Bi Yuni langsung menuju dapur setelah mendengar pintaku, tak lama dia keluar dengan korek api batang dan dirigen kecil berisi minyak tanah. "Ini, Non."

"Makasi ya Bi, bibi udah boleh ke dalam sekarang," ucapku mengusir Bi Yuni secara tak langsung. Aku tak mau ketetapan hatiku untuk membakar buku ini menjadi goyah kembali.

Kulempar buku yang kugenggam ke dala tong, lalu kusiramkan minyak tanah ke dalamnya. Kuhidupkan korek api batang dan kuleparkan ke dalam tong berlumuran minyak tanah. Seketika api menyambar dan menjilat-jilat buku yang ada di dalamnya. Selamat tinggal. Semoga kenanganmu pun menjadi abu dalam pikiranku, ucapku membatin saat melihat lidah api mulai melumat buku tersebut dan mengubahnya menjadi lembaran abu.

***

"Pia, tolong dengar penjelasanku," ucap Brahma saat bertemu dengannya di kantin fakultas. Dia mencengkeram tanganku saat aku berusaha menghindarinya. Bukan karena takut, tapi diriku sudah muak bertemu dengannya. "Apa yang kamu lihat waku itu hanya salah paham."

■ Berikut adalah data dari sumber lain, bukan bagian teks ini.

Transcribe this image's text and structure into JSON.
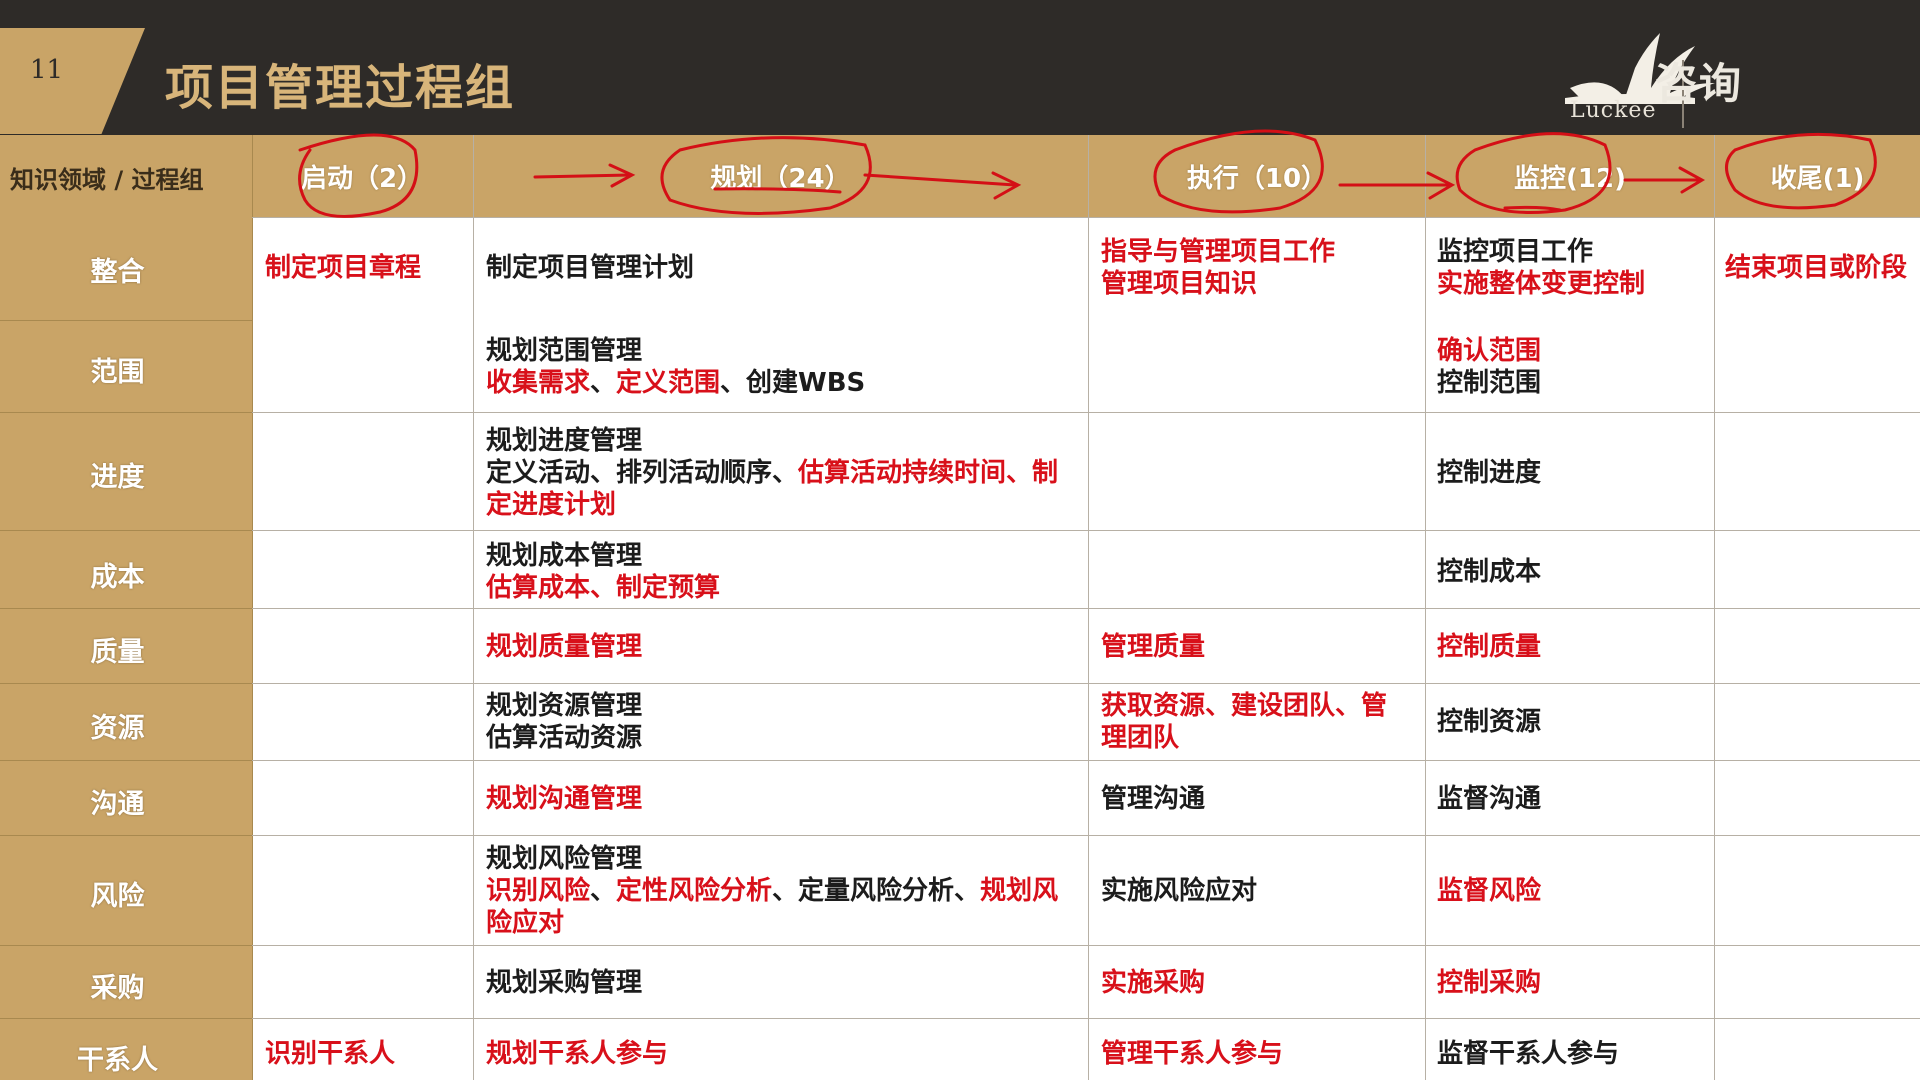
{
  "header": {
    "page_number": "11",
    "title": "项目管理过程组",
    "logo_text": "咨询",
    "logo_brand": "Luckee"
  },
  "table": {
    "corner": "知识领域 / 过程组",
    "columns": [
      "启动（2）",
      "规划（24）",
      "执行（10）",
      "监控(12)",
      "收尾(1)"
    ],
    "rows": [
      {
        "area": "整合",
        "initiating": [
          [
            "制定项目章程",
            "red"
          ]
        ],
        "planning": [
          [
            "制定项目管理计划",
            "blk"
          ]
        ],
        "executing": [
          [
            "指导与管理项目工作",
            "red"
          ],
          [
            "管理项目知识",
            "red"
          ]
        ],
        "monitoring": [
          [
            "监控项目工作",
            "blk"
          ],
          [
            "实施整体变更控制",
            "red"
          ]
        ],
        "closing": [
          [
            "结束项目或阶段",
            "red"
          ]
        ]
      },
      {
        "area": "范围",
        "planning": [
          [
            "规划范围管理",
            "blk"
          ],
          [
            "收集需求",
            "red"
          ],
          [
            "、",
            "blk"
          ],
          [
            "定义范围",
            "red"
          ],
          [
            "、创建WBS",
            "blk"
          ]
        ],
        "monitoring": [
          [
            "确认范围",
            "red"
          ],
          [
            "控制范围",
            "blk"
          ]
        ]
      },
      {
        "area": "进度",
        "planning": [
          [
            "规划进度管理",
            "blk"
          ],
          [
            "定义活动、排列活动顺序、",
            "blk"
          ],
          [
            "估算活动持续时间、制",
            "red"
          ],
          [
            "定进度计划",
            "red"
          ]
        ],
        "monitoring": [
          [
            "控制进度",
            "blk"
          ]
        ]
      },
      {
        "area": "成本",
        "planning": [
          [
            "规划成本管理",
            "blk"
          ],
          [
            "估算成本、制定预算",
            "red"
          ]
        ],
        "monitoring": [
          [
            "控制成本",
            "blk"
          ]
        ]
      },
      {
        "area": "质量",
        "planning": [
          [
            "规划质量管理",
            "red"
          ]
        ],
        "executing": [
          [
            "管理质量",
            "red"
          ]
        ],
        "monitoring": [
          [
            "控制质量",
            "red"
          ]
        ]
      },
      {
        "area": "资源",
        "planning": [
          [
            "规划资源管理",
            "blk"
          ],
          [
            "估算活动资源",
            "blk"
          ]
        ],
        "executing": [
          [
            "获取资源、建设团队、管",
            "red"
          ],
          [
            "理团队",
            "red"
          ]
        ],
        "monitoring": [
          [
            "控制资源",
            "blk"
          ]
        ]
      },
      {
        "area": "沟通",
        "planning": [
          [
            "规划沟通管理",
            "red"
          ]
        ],
        "executing": [
          [
            "管理沟通",
            "blk"
          ]
        ],
        "monitoring": [
          [
            "监督沟通",
            "blk"
          ]
        ]
      },
      {
        "area": "风险",
        "planning": [
          [
            "规划风险管理",
            "blk"
          ],
          [
            "识别风险",
            "red"
          ],
          [
            "、",
            "blk"
          ],
          [
            "定性风险分析",
            "red"
          ],
          [
            "、定量风险分析、",
            "blk"
          ],
          [
            "规划风",
            "red"
          ],
          [
            "险应对",
            "red"
          ]
        ],
        "executing": [
          [
            "实施风险应对",
            "blk"
          ]
        ],
        "monitoring": [
          [
            "监督风险",
            "red"
          ]
        ]
      },
      {
        "area": "采购",
        "planning": [
          [
            "规划采购管理",
            "blk"
          ]
        ],
        "executing": [
          [
            "实施采购",
            "red"
          ]
        ],
        "monitoring": [
          [
            "控制采购",
            "red"
          ]
        ]
      },
      {
        "area": "干系人",
        "initiating": [
          [
            "识别干系人",
            "red"
          ]
        ],
        "planning": [
          [
            "规划干系人参与",
            "red"
          ]
        ],
        "executing": [
          [
            "管理干系人参与",
            "red"
          ]
        ],
        "monitoring": [
          [
            "监督干系人参与",
            "blk"
          ]
        ]
      }
    ]
  },
  "colors": {
    "header_bg": "#2e2b28",
    "accent_gold": "#c9a467",
    "highlight_red": "#d8101a",
    "annotation_red": "#d40f16"
  }
}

"Kamu bilang salah paham? Aku nggak buta. Aku liat kamu cium Silvia. Sahabatku sendiri!!" Emosiku tak terbendung. Suaraku mengencang dan membentak Brahma. "Silvia sudah cerita ke aku. Bagaimana kamu mengejar dia. Bagaimana kamu membuainya dengan rayuanmu. Dan kamu bilang itu semua cuma salah paham?"

"Okey, aku tahu aku salah. Aku minta maaf, Pia. Aku khilaf, aku sadar aku salah." Kulihat mimik wajah Brahma yang seperti mengiba maaf, terlihat menyedihkan. "Aku sadar banget sudah ngecewain kamu. Tapi aku masih cinta sama kamu, Pia. Aku nggak bisa gitu aja lupain kam-"

Plak!! Sebuah tamparan keras dari telapak tanganku mendarat mulus di pipinya. "Makan itu cinta. Berdoa sama Tuhan agar kamu lupa siapa aku. Lupa siapa saja yang sudah kamu sakiti, dan aku pun akan berdoa agar kamu tak lagi dalam ingatanku."

Aku berjalan meninggalkan kantin fakultas, meninggalkan Brahma yang diam menanggung malu. Tatapan mahasiswa-mahasiswi lain tersorot padanya. Tamparanku di pipinya menjadi tontonan gratis di kantis fakultas pada siang ini.

Sadarkan aku Tuhan, dia bukan milikku
Biarkan waktu, waktu, hapus aku

Aku berdoa pada Tuhan, agar menghapus ingatanku tentang Brahma. Dalam dada, sesak kurasa, tapi setidaknya tamparan tadi cukup melampiaskan sedikit kekecewaanku.